The tolling application, submitted jointly by the Pennsylvania Department of Transportation and the Pennsylvania Turnpike Commission, proposes to impose tolls on I-80 at nine collection points. Under the proposal, PennDOT would lease the highway to PTC, PTC would collect tolls, and the revenue would be used in part to pay “rent” to PennDOT, which would use the rent money for projects throughout the Commonwealth. Most of the remainder of the revenue would be used for I-80 maintenance and improvement projects, and for toll collection expenses.

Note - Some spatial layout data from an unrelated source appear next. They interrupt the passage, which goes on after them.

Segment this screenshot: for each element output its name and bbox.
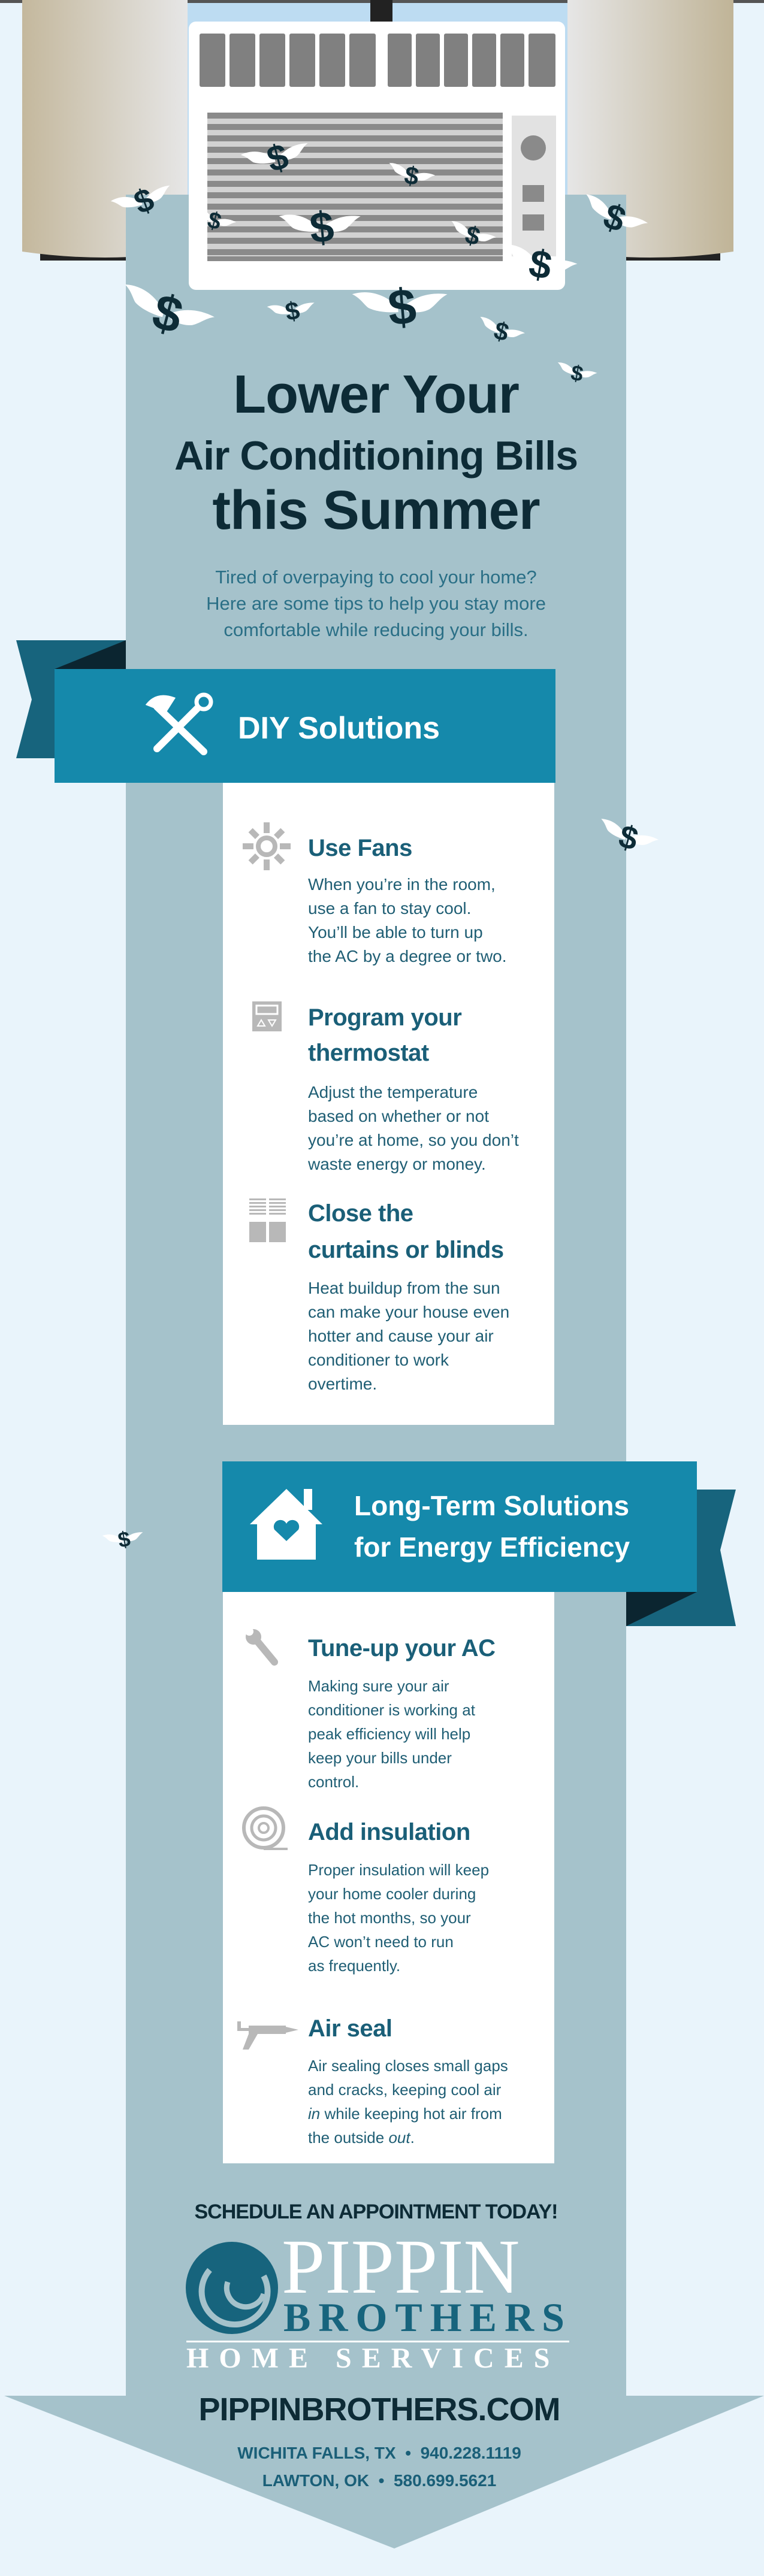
logo text: BROTHERS [283,2295,572,2340]
tip: insulation [308,1819,489,1975]
flying dollars: $ [599,195,631,240]
tip: curtains: Close the [308,1200,413,1227]
flying dollars: $ [463,220,483,251]
tip: tune-up: Tune-up your AC [308,1635,495,1661]
flying dollars: $ [386,278,418,336]
flying dollars: $ [615,818,642,858]
tip: thermostat [308,1004,519,1173]
flying dollars: $ [308,203,336,253]
tip: thermostat: waste energy or money. [308,1155,486,1173]
tip: curtains: curtains or blinds [308,1237,504,1263]
card: DIY [223,783,554,1425]
subtitle: comfortable while reducing your bills. [224,619,529,640]
flying dollars: $ [402,161,421,190]
tip: tune-up: control. [308,1773,359,1791]
tip: insulation: AC won’t need to run [308,1933,454,1951]
icon: thermostat [252,1001,282,1031]
icon: wrench [245,1627,274,1662]
tip: air seal: in while keeping hot air from [308,2105,502,2123]
icon: caulk gun [237,2021,298,2050]
tip: insulation: Add insulation [308,1819,470,1845]
tip: curtains: hotter and cause your air [308,1327,494,1345]
ribbon: long-term [222,1461,736,1626]
left curtain [22,0,188,261]
title: Air Conditioning Bills [174,433,578,479]
tip: thermostat: thermostat [308,1040,429,1066]
flying dollars: $ [116,1526,132,1552]
logo text [186,2224,572,2374]
subtitle [206,567,546,640]
tip: curtains [308,1200,509,1393]
tip: insulation: as frequently. [308,1957,400,1975]
flying dollars: $ [205,207,224,235]
icon: tools [147,695,211,752]
tip: tune-up: keep your bills under [308,1749,452,1767]
tip: tune-up: conditioner is working at [308,1701,475,1719]
tip: air seal: Air sealing closes small gaps [308,2057,508,2075]
tip: use fans: use a fan to stay cool. [308,899,471,918]
locations: LAWTON, OK • 580.699.5621 [262,2471,496,2490]
tip: insulation: your home cooler during [308,1885,476,1903]
tip: air seal [308,2015,508,2147]
locations: WICHITA FALLS, TX • 940.228.1119 [237,2444,521,2462]
tip: thermostat: based on whether or not [308,1107,489,1125]
tip: tune-up [308,1635,495,1791]
tip: thermostat: Adjust the temperature [308,1083,478,1101]
flying dollars: $ [262,136,292,180]
heading: DIY Solutions: DIY Solutions [238,711,440,746]
heading: Long-Term Solutions: for Energy Efficiency [354,1531,630,1563]
icon: house heart [250,1489,322,1560]
heading: Long-Term Solutions: Long-Term Solutions [354,1490,629,1521]
tip: use fans: the AC by a degree or two. [308,947,507,965]
title: Lower Your [233,365,519,425]
subtitle: Tired of overpaying to cool your home? [215,567,537,588]
tip: air seal: and cracks, keeping cool air [308,2081,501,2099]
flying dollars: $ [283,296,302,326]
tip: curtains: Heat buildup from the sun [308,1279,500,1297]
flying dollars [101,130,662,1555]
title [174,365,578,541]
tip: insulation: Proper insulation will keep [308,1861,489,1879]
logo text: PIPPIN [282,2224,520,2310]
tip: use fans: Use Fans [308,835,412,861]
tip: curtains: overtime. [308,1375,377,1393]
tip: air seal: Air seal [308,2015,392,2042]
title: this Summer [212,480,540,541]
tip: insulation: the hot months, so your [308,1909,471,1927]
tip: use fans [308,835,507,965]
tip: curtains: can make your house even [308,1303,509,1321]
tip: thermostat: you’re at home, so you don’t [308,1131,519,1149]
air conditioner [189,22,565,290]
flying dollars: $ [526,240,555,288]
tip: tune-up: peak efficiency will help [308,1725,470,1743]
website: PIPPINBROTHERS.COM [198,2392,560,2427]
tip: use fans: When you’re in the room, [308,875,496,894]
ribbon: DIY [16,640,555,783]
subtitle: Here are some tips to help you stay more [206,593,546,614]
tip: thermostat: Program your [308,1004,461,1031]
right curtain [567,0,733,261]
icon: fan [234,814,299,879]
heading: Long-Term Solutions [354,1490,630,1563]
card: long-term [223,1592,554,2163]
flying dollars: $ [129,181,159,221]
call to action: SCHEDULE AN APPOINTMENT TODAY! [194,2200,557,2223]
icon: insulation roll [244,1808,288,1849]
locations [237,2444,521,2490]
logo text: HOME SERVICES [186,2342,560,2374]
flying dollars: $ [569,360,585,386]
tip: tune-up: Making sure your air [308,1677,449,1695]
logo swirl [186,2242,569,2342]
flying dollars: $ [147,283,189,344]
tip: use fans: You’ll be able to turn up [308,923,483,942]
flying dollars: $ [491,316,512,347]
tip: air seal: the outside out. [308,2129,415,2147]
tip: curtains: conditioner to work [308,1351,449,1369]
window sky [188,0,567,255]
icon: blinds [249,1198,286,1242]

The coalition argued in its letter the rental payments are not an eligible expense under the Interstate System Reconstruction and Rehabilitation Pilot Program, the federal pilot program that authorizes up to three states to toll a segment of their interstate systems. Congress limited expenditure of toll revenue to projects only on the tolled facility, according to the coalition.

The letter also points out that ISRRPP requires applicants to demonstrate that tolling is the only available source of revenue for making needed improvements. Tolls are just one potential option for funding highway projects discussed recently by Pennsylvania’s General Assembly.

Finally, recent statements by PTC claiming that toll collection facilities will be placed strategically so as to exempt 70 percent of local residents from paying tolls opens the door to potential legal action under the Constitution’s Commerce Clause, according to the coalition letter. Furthermore, the letter says, this would violate the pilot program’s requirement that impacts on interstate users must be considered.